I'm not across this package enough to have any insights into implementation issues or how this might affect other aspects of the inner workings (or user-side workings) but this approach reduces a 1.71GB CollapsedVcf into a 20MB object of the same class without destroying any information. Credit to @lawremi for guidance towards optimising the conversion and on structural advice.

lawremi commented 4 years ago

Ideally we would use a light weight representation (like the proposed RleListMatrix) that is more computable than a delimited string.

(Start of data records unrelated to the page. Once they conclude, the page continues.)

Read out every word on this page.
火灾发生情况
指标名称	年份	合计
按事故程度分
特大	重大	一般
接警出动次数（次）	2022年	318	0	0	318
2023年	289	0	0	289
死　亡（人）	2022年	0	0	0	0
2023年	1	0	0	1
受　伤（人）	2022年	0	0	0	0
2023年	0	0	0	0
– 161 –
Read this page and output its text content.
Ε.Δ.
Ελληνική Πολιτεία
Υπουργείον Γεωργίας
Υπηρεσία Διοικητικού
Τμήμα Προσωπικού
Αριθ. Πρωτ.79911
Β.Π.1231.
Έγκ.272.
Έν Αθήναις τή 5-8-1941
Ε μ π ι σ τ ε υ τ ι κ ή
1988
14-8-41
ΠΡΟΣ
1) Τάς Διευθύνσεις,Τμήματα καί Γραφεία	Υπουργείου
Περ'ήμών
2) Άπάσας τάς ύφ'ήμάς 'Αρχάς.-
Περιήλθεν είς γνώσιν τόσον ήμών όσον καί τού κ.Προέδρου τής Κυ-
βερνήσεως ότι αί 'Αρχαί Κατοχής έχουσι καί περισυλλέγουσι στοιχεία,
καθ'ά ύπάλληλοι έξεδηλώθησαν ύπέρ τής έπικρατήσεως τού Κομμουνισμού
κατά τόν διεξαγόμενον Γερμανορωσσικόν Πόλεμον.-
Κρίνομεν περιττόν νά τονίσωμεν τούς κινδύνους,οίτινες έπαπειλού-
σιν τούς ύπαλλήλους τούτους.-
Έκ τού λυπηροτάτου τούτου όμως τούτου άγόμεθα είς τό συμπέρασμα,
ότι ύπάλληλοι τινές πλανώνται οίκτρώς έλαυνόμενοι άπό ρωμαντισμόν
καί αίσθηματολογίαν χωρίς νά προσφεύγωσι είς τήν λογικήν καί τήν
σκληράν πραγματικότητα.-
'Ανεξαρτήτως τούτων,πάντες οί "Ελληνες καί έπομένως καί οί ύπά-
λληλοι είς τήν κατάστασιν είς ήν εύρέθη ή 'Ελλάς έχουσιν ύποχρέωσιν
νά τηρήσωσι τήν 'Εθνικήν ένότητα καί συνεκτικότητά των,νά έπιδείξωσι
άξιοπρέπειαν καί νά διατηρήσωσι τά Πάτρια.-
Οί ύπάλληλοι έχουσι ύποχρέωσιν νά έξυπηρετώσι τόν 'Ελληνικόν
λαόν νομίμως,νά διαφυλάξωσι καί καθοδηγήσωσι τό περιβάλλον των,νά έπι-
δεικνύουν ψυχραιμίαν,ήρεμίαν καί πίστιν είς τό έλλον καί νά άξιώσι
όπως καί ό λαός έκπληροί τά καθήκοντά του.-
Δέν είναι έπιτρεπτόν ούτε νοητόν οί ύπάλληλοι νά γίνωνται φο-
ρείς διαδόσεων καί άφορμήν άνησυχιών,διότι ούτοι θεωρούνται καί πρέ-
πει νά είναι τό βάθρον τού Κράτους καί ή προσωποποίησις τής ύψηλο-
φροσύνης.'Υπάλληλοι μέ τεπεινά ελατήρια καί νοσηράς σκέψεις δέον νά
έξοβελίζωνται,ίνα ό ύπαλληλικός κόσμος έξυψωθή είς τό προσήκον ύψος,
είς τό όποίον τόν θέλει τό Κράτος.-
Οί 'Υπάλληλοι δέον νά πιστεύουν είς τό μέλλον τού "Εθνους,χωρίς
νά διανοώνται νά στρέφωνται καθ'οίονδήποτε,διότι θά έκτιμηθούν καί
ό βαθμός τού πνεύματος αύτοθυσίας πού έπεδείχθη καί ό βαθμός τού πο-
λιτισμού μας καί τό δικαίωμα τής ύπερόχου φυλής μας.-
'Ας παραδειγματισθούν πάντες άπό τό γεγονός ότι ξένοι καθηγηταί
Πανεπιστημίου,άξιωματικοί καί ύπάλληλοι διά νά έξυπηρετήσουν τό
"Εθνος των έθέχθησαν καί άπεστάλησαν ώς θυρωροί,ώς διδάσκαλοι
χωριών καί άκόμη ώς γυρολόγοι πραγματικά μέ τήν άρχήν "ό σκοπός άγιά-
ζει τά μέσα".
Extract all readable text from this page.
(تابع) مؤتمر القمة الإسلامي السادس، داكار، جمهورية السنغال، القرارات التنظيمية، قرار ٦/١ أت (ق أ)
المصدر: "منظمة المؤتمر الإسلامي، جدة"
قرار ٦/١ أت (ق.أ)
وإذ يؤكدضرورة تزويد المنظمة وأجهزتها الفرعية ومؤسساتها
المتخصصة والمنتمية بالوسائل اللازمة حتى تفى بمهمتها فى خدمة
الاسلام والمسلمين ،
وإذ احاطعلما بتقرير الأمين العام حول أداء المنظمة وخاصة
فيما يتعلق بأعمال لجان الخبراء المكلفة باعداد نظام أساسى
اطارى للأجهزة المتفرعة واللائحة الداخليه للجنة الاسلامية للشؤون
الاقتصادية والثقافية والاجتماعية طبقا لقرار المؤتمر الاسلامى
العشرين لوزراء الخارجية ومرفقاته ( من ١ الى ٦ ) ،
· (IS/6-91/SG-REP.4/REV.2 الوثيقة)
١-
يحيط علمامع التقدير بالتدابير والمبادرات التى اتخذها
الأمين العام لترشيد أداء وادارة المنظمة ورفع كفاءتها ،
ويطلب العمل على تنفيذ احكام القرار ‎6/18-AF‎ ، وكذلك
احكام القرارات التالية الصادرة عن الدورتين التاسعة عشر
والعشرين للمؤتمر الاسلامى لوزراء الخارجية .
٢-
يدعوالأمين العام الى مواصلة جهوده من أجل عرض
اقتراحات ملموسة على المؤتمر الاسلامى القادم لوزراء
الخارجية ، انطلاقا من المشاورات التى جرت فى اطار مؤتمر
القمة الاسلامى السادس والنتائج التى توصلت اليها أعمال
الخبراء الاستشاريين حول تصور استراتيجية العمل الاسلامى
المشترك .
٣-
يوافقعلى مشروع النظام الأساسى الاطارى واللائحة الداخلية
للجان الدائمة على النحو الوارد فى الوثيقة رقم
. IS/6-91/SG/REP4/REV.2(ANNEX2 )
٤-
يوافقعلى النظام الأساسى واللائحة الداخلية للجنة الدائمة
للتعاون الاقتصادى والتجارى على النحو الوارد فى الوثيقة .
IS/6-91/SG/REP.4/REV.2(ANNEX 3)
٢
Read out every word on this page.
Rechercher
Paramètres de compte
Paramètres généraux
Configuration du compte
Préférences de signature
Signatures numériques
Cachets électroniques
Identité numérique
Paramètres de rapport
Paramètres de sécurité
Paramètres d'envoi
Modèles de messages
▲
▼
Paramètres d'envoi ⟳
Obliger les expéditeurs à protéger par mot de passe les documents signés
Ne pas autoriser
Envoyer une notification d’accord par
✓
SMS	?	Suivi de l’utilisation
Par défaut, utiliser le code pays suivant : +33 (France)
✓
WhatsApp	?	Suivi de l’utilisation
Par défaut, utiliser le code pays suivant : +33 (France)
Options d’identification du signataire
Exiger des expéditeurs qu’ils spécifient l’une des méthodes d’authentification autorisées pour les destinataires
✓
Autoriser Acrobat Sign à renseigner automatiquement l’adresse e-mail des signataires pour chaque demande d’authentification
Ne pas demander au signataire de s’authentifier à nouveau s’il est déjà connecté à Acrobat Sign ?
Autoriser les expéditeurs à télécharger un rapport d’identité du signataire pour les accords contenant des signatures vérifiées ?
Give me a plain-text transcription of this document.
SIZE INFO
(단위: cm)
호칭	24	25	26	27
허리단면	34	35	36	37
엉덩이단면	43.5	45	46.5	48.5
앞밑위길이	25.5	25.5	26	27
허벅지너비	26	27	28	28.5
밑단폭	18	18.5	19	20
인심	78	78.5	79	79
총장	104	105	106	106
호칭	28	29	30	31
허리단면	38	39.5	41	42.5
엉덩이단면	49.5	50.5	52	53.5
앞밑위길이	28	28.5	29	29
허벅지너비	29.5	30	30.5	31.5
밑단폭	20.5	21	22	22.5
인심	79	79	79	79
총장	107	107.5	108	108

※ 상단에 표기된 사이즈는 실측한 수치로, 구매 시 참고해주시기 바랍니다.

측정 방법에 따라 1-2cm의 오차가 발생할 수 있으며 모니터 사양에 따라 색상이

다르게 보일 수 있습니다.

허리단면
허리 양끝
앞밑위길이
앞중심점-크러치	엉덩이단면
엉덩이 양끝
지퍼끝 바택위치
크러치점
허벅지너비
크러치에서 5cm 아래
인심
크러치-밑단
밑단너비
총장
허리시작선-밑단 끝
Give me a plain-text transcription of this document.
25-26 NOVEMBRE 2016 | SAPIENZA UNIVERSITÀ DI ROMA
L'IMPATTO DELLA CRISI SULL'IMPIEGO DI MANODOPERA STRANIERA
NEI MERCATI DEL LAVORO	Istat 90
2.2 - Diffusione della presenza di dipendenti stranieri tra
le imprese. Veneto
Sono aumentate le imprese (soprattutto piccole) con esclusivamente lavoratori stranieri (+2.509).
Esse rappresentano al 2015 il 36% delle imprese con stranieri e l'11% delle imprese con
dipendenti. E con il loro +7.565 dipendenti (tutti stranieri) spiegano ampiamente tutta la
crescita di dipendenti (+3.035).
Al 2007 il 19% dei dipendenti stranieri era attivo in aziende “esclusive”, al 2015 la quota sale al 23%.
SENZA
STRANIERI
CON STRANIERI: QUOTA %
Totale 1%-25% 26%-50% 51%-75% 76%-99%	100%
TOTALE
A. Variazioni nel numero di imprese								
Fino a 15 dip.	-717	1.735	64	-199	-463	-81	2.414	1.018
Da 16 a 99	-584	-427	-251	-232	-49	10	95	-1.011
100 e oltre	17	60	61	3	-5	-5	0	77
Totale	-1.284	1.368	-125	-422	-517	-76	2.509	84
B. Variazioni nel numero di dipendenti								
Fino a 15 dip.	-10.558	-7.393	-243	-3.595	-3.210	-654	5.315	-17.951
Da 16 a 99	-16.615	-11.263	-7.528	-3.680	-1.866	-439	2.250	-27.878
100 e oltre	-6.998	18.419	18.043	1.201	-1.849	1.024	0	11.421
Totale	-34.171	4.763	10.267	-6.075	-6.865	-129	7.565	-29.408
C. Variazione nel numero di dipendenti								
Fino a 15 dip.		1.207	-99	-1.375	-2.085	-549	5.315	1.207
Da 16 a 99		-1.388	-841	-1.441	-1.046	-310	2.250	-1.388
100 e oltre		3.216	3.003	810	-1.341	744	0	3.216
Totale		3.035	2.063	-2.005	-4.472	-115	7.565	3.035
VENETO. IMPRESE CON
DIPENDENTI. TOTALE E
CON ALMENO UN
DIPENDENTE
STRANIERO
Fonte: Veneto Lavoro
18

jonocarroll commented 4 years ago

I'm not sure whether or not the Rle benefit will work across lists, but if it can then that may solve all of the problems.

lawremi commented 4 years ago

I think it would in this case, because of how the Rle compression helps the character case.

jonocarroll commented 4 years ago

Does it work in that context because a matrix is just a vector with a dim so you can actually compress long runs of sequential elements? I'm not sure I see how that manifests for the 'vector of lists' case but perhaps something clever can be done in the unlisting/relisting sense to take advantage of that.

lawremi commented 4 years ago

It will be efficient as long as the RleList is a CompressedList, meaning that internally there is just a flat vector that is lazily partitioned into list elements.

jonocarroll commented 4 years ago

In that case it may even be slightly more performant than the string version as there would be even fewer unique values over which a run may compress. Nice!